The fourth-largest city in the United States may soon be forced to shelve a provision intended to protect its lesbian, gay, bisexual and transgender residents. The Texas Supreme Court ruled Friday that Houston must either repeal the Houston Equal Rights Ordinance or let the public vote on it in November, Slate reported.

The ordinance, also referred to as HERO, passed the city council in spring 2014. Soon after, opponents gathered signatures on a petition asking the city to either rescind the ordinance or let people vote on it. The city secretary initially accepted the document, but the mayor and city attorney later discovered that some of the signatures had been forged -- and therefore were invalid.
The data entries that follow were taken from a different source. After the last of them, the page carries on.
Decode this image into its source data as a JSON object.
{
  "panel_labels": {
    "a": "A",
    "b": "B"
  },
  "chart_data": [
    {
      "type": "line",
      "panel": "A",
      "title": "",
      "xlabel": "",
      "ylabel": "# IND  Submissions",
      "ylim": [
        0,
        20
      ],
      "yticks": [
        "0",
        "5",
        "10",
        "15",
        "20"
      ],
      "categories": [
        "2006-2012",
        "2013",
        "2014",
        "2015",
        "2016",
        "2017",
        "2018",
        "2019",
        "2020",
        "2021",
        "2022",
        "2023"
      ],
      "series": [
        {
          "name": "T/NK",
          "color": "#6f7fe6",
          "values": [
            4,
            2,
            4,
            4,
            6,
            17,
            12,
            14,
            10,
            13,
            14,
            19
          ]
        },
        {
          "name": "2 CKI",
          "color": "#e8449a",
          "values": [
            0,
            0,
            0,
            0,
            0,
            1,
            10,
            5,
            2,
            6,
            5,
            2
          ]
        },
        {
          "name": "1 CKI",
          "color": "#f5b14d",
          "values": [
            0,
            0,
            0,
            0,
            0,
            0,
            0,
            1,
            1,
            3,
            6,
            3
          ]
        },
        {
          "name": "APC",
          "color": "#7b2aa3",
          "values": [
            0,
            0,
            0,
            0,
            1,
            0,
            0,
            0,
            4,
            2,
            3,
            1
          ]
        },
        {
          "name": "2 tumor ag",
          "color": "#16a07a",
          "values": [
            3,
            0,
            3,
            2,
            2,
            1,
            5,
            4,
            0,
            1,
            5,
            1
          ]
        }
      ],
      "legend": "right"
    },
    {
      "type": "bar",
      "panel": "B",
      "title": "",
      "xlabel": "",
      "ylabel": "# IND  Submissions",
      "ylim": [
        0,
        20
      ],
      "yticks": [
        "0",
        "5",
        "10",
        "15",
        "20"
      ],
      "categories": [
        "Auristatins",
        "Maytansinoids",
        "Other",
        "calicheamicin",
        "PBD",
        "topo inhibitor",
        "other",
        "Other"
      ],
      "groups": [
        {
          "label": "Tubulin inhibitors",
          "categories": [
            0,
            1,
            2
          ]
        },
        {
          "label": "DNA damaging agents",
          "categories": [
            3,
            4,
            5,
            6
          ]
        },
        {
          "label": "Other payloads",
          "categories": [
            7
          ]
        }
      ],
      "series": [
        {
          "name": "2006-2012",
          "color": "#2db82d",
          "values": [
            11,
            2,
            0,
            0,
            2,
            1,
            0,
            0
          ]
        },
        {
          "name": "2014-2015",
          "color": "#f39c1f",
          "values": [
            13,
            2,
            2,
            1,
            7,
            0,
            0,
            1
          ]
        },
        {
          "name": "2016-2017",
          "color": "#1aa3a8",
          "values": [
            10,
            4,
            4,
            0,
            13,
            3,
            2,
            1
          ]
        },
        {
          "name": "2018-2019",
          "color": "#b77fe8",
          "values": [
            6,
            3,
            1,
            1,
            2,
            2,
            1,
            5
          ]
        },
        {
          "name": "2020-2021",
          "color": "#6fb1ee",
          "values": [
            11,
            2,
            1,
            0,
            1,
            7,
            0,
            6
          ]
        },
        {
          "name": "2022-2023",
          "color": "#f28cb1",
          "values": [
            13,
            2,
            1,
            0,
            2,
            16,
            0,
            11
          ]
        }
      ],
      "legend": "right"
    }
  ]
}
A judge agreed with them, so the opposition appealed.

But the state Supreme Court's Friday decision reversed that ruling, saying that Houston must take action because the city secretary originally verified the document. "We agree ... that the City Secretary certified their petition and thereby invoked the City Council's ministerial duty to reconsider and repeal the ordinance or submit it to popular vote," the opinion read. "The legislative power reserved to the people of Houston is not being honored."

The ordinance prevents discrimination based on sexual orientation and gender identity -- as well as sex, race, color, ethnicity, national origin, age, religion, disability, pregnancy, genetic information, military status, family or marital status, the Houston Chronicle reported. City employment, services, contractors, housing, public accomodations and private employment are affected.
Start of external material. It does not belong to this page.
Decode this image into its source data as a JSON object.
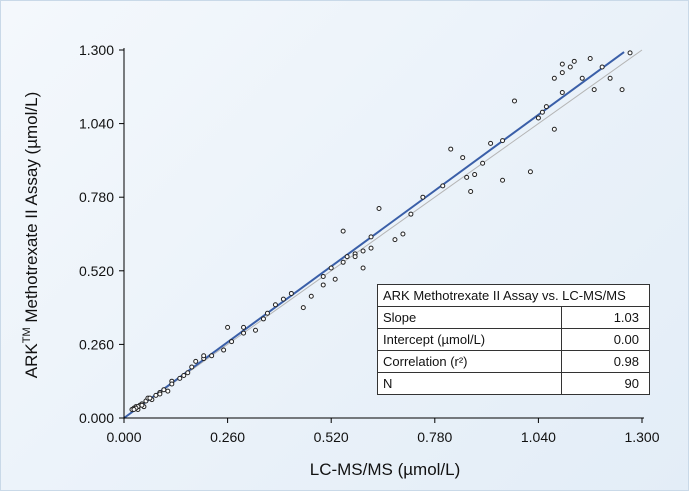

Houston's city council now must repeal the ordinance by Aug. 24 or put the referendum on the November ballot. Both sides seem to think they'll win.

"No matter the color of your skin, your age, gender, physical limitations, or sexual orientation, every Houstonian deserves the right to be treated equally," Mayor Annise Parker, who is openly gay, told the Chronicle. "To do otherwise hurts Houston's well-known image as a city that is tolerant, accepting, inclusive and embracing of its diversity. Our citizens fully support and understand this and I have never been afraid to take it to the voters."

Republican Gov. Greg Abbott released a statement saying he supported the Supreme Court decision because it returned jurisdiction to voters and showed them their values were out of the government's reach. “Freedom of expression can only exist once government removes itself from stifling free speech, repressing religious liberty and interfering with the lives of its citizens," Abbott said.